Case: A 46-year-old female presented to with dyspnea, cough and left sided chest pain for one month. She had been treated as an outpatient with two courses of azithromycin for presumed pneumonia. Despite treatment her symptoms worsened and, work-up revealed a left-sided pleural effusion. Her dyspnea was relieved after drainage of 1.6L exudative effusion with negative cytology and cultures. CT chest performed after thoracentesis showed a rounded, localized area of fluid with an air-fluid level at the medial left lung base, felt consistent with a lung abscess. After 10 days of therapy with azithromycin and cefpodoxime she returned with severe dyspnea and was found to have rapid reaccumulation of the pleural effusion. It was drained again of 1.8L exudative fluid with negative cultures and cytology.

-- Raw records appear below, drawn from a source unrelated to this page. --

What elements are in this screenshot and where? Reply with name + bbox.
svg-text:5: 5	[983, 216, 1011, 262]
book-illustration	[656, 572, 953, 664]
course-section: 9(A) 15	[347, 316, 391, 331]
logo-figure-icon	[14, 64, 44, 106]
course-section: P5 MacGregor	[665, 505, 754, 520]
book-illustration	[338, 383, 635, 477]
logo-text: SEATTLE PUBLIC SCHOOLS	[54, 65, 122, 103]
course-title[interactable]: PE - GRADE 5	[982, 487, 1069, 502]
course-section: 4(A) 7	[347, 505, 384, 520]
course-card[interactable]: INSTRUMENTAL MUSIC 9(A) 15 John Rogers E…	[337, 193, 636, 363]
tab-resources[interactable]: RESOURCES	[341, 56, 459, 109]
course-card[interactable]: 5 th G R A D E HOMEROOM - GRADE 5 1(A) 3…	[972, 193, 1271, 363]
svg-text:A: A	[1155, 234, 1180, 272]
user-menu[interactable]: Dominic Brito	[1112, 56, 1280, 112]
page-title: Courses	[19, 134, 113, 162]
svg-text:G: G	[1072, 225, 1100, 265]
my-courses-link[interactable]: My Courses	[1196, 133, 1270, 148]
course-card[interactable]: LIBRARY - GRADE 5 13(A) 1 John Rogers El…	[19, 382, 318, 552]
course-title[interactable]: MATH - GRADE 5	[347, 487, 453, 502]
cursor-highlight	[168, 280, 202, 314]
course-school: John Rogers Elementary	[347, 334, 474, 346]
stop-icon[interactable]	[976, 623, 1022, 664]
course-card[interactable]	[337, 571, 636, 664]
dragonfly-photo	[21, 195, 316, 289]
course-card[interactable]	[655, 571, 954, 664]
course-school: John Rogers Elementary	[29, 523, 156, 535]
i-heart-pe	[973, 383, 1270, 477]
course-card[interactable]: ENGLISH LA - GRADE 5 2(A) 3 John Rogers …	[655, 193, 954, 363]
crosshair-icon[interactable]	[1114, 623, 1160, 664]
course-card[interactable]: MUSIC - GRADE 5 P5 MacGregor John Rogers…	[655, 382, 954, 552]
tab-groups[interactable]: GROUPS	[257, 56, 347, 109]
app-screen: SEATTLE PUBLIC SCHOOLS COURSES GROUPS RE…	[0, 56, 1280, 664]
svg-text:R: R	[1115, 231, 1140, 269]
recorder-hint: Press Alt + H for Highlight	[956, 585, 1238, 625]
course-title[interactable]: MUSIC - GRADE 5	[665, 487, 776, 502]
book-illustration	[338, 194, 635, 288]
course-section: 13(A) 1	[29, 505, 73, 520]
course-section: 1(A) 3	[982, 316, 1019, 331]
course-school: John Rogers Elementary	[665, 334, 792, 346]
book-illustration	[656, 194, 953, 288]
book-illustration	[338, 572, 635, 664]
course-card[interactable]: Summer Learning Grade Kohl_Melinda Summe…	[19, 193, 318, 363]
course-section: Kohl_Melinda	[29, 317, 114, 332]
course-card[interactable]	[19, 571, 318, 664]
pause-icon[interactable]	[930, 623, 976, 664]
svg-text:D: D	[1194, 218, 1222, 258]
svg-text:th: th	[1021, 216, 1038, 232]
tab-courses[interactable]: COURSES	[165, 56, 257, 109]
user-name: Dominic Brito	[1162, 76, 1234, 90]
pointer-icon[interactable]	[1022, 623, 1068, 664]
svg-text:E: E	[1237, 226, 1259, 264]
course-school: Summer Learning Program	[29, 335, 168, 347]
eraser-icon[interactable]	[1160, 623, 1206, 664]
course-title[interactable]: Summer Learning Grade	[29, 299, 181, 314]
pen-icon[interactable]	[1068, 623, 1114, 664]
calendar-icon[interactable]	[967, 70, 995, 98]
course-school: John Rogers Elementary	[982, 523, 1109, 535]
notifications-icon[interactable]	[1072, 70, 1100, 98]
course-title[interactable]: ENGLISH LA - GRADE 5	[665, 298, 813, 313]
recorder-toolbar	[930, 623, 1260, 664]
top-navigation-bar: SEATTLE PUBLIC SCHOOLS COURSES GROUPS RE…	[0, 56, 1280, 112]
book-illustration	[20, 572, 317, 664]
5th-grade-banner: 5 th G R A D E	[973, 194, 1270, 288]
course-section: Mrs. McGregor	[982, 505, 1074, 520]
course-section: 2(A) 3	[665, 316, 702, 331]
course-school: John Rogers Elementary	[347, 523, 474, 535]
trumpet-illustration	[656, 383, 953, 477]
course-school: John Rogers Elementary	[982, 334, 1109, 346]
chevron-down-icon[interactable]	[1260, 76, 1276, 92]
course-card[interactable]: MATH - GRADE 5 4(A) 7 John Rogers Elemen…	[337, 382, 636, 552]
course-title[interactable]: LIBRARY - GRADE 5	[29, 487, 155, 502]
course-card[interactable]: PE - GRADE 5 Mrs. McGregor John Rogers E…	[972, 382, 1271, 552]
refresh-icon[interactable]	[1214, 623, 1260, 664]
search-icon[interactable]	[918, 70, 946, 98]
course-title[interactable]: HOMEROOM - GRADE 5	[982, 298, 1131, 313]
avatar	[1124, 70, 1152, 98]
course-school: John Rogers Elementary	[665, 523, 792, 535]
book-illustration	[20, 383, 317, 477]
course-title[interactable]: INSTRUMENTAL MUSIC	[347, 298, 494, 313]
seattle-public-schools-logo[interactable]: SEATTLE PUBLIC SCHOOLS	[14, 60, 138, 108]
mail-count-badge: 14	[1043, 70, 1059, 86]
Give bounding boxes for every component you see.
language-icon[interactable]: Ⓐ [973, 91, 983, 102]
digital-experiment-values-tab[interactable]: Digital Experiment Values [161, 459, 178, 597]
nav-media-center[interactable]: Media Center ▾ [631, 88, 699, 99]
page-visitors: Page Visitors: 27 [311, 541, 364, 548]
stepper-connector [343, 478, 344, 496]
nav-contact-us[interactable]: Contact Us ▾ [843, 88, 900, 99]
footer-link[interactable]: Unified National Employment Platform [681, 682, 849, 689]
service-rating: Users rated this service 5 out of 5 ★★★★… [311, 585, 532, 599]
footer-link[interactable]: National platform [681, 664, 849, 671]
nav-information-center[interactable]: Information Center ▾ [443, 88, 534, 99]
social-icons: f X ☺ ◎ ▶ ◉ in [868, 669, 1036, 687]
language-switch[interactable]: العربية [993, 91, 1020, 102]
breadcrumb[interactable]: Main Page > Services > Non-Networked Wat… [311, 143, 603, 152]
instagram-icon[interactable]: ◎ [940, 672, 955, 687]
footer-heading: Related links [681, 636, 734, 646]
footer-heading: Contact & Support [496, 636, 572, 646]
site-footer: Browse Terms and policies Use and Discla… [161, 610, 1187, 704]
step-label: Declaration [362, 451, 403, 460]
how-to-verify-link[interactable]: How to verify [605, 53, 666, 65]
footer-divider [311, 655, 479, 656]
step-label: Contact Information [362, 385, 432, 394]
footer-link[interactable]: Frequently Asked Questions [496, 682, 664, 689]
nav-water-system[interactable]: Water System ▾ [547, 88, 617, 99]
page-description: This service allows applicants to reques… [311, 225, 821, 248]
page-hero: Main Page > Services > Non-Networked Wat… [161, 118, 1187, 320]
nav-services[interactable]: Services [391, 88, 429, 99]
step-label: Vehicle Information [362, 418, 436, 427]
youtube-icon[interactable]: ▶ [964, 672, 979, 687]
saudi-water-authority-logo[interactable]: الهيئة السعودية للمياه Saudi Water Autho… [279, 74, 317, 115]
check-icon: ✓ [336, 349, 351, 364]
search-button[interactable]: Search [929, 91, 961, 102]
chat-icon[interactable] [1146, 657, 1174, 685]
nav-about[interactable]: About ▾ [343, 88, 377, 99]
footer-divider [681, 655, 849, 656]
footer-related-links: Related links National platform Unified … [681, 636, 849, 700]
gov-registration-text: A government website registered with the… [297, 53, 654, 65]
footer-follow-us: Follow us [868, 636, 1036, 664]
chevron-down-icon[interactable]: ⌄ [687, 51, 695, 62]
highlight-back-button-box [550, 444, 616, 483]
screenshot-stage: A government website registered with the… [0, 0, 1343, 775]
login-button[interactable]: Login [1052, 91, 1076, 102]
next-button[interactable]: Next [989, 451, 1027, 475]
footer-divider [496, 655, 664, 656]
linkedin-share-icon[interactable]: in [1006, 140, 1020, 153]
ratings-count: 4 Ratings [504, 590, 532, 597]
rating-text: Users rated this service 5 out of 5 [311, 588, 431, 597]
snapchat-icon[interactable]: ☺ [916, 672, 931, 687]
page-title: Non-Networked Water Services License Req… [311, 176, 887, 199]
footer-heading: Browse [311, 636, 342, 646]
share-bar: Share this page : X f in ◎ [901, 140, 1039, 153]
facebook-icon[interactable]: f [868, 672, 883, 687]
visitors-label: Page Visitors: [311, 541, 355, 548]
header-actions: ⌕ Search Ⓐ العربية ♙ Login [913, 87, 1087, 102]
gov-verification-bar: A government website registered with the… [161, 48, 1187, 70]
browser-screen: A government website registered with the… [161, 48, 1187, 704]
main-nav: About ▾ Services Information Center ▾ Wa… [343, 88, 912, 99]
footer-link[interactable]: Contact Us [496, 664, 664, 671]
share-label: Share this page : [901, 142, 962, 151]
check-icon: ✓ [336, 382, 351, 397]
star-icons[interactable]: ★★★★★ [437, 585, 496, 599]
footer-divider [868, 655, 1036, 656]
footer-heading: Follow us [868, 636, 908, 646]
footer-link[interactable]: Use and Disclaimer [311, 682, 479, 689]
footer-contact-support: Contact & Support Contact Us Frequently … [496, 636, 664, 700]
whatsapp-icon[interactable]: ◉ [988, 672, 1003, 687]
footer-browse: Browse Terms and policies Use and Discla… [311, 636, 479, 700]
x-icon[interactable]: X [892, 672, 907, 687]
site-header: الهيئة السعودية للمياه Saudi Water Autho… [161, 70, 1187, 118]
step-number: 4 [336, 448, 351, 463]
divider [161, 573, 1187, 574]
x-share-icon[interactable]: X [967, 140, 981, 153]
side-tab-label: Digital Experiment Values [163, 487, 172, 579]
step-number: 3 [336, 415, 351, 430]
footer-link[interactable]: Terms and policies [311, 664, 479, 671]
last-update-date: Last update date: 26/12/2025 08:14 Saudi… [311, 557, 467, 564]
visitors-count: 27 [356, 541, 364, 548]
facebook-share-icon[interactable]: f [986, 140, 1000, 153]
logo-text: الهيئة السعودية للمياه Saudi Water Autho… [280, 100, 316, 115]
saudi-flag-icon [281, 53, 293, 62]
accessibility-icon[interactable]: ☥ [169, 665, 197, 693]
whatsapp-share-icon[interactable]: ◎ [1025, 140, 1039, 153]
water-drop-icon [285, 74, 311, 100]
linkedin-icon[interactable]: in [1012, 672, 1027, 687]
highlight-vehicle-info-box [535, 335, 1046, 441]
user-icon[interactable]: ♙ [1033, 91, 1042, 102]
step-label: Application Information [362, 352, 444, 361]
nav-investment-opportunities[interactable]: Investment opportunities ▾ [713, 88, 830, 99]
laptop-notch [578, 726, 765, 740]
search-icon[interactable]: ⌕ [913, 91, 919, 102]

Six days later and was re-admitted after a repeat chest CT demonstrated re-accumulation of the fluid, and new evidence of loculations. A chest was placed draining another 2.3L overall with pleural thrombolytics. Serial CT scans demonstrated decreased size of the effusion, but increased size of the posteromedial collection suggestive of abscess. After consultation with thoracic surgery, the patient opted for a conservative treatment approach with a prolonged course of antibiotics. The chest tube was discontinued and she was discharged home on oral antibiotics to complete a four-week course. After reporting initial improvement, she was re-admitted one month later with worsening chest pain and dyspnea. She underwent an open thoracotomy with total left pulmonary decortication. Analysis of pleural tissue revealed malignant spindle cell proliferation consistent with monophasic synovial sarcoma. Subsequent PET scan showed a soft tissue mass and several subpleural nodules encasing the left lung. Systemic Doxorubicin and Ifosfamide was initiated.
Discussion: Pleural synovial sarcoma is a rare and aggressive tumor which should be considered, along with other pleural tumors, in patients who have rapid accumulation of pleural effusion and who are not responding predictably to usual therapy. Unfortunately, with limited treatment options, survival is poor.